The S&P 500 is coming off its best mid-year run since the 1950s. Now it’s a matter of taking some profits or hoping for a year-end rally. – Getty Images/iStock
With the S&P 500 on track for a 16% annual gain, investors find themselves at a familiar crossroads: Lock in gains while they’re hot, or stay greedy and bet on a typical year-end rally that could propel stocks to new highs.
The S&P 500 SPX just defied one of Wall Street’s most entrenched seasonal clichés – “sell in May and walk away” – with its strongest May-October stretch since 1950. Historically, this six-month stretch is the worst seasonal period for stocks, with an average gain of just 2.1%, according to data compiled by LPL Financials. But this time, the S&P 500 advanced 22.9% during the period, while the Dow Jones Industrial Average DJIA rose nearly 17% and the Nasdaq Composite COMP rose 36%, according to FactSet data.
History also shows that when stocks weather the “May sales” slide with double-digit gains in the summer, the rally often has more room to continue.
Since 1950, the S&P 500 has averaged nearly 12% from November to April in such cases, outperforming the market’s typical return of 7% during its most favorable six-month window, said Adam Turnquist, chief technical strategist at LPL Financial (see chart below).
SOURCE: LPL Research, Bloomberg –
As October drew to a close, investors turned their attention to the final two months of the year – a historically bullish period – while wondering if a year-end rally was already underway.
History suggests the S&P 500 has shined brightest in November and December, averaging a 3.1% gain during those two-month periods since 1945, while posting positive returns 76% of the time, said Sam Stovall, chief investment strategist at CFRA Research.
To be sure, seasonal trends do not always translate into reality and should always be viewed in the context of current market conditions. Seasonality simply reflects the broader market mood rather than the immediate setup on Wall Street, meaning stock performance through the end of the year doesn’t have to follow any seasonal script, LPL’s Turnquist noted.
After all, “economic conditions, earnings, geopolitics, along with fiscal, monetary and trade policy, are much more important drivers of price action” in the stock market this year, he said.
Stovall told MarketWatch that macroeconomic forces also support the case for a rebound later in the year. His CFRA team continues to see stock prices advancing through the end of 2025 thanks to “an improvement in earnings growth expectations” combined with potentially another interest rate cut by the Federal Reserve in December.
“We’re still expecting two Fed rate cuts in 2026, so that could also help prop up stock prices, at least until the end of April,” he said.
See: Will the Fed cut interest rates in December? This is what the experts say.
Last week, the US central bank voted to reduce the target range for the federal funds rate by a quarter of a percentage point, to a range of 3.75% and 4%, and officially announced its plan to stop reducing its asset portfolio starting December 1. However, Fed Chair Jerome Powell warned investors not to assume there will be another rate cut in December, saying it is “not a foregone conclusion.”

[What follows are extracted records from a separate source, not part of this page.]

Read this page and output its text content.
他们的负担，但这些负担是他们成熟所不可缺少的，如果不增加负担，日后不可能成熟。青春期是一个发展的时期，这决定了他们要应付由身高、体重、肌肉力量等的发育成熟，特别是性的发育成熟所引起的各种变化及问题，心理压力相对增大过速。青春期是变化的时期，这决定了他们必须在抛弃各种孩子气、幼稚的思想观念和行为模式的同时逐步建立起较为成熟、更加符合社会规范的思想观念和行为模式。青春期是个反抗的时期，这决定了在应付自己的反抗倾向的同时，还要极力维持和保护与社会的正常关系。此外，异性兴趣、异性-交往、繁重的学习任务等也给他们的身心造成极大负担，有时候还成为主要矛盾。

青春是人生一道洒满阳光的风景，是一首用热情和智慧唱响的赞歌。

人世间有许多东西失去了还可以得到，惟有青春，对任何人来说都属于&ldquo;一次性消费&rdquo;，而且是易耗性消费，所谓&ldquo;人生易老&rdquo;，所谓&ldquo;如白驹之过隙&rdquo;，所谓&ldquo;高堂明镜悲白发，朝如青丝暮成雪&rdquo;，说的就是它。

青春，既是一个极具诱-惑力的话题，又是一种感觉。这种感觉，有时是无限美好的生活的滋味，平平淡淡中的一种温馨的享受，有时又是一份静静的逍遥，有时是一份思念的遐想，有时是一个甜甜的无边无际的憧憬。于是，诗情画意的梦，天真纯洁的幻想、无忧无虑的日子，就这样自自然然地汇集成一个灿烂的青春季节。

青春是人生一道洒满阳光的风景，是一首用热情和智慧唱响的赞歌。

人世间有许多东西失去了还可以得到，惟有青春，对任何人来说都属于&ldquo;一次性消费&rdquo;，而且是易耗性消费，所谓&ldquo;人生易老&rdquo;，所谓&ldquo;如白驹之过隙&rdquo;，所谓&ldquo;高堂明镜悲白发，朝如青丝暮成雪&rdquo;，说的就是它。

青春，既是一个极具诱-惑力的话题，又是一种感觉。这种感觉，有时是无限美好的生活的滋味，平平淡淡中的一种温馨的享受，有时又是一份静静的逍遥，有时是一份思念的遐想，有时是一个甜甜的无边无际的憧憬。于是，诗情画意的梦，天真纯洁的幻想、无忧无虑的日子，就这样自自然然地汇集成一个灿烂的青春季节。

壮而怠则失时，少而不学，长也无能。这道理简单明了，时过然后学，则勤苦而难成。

As a result, investors have lowered expectations for a rate cut in December, with federal funds futures traders on Friday only estimating a 69% chance of a rate cut by the end of the year, down from 90% before the October policy meeting, according to the CME FedWatch tool.
See: Here’s what a government shutdown means for the markets…and your pocketbook
Of course, investors can’t ignore the political clouds brewing in Washington. The current government shutdown, now in its second month, is beginning to impact the economy and put pressure on American households.
The longer the government shutdown lasts, the bigger the potential drag it could have on consumer confidence, said Melissa Brown, managing director of applied research at SimCorp. “So far, we haven’t seen the impact, but I have to imagine we will eventually see it since people aren’t getting paid or receiving food benefits,” he said.
U.S. stocks finished higher on Friday, while posting weekly and monthly gains. The S&P 500 advanced 2.3% in October, while the Dow Jones rose 2.5% and the Nasdaq rose 4.7% during the month, according to FactSet data.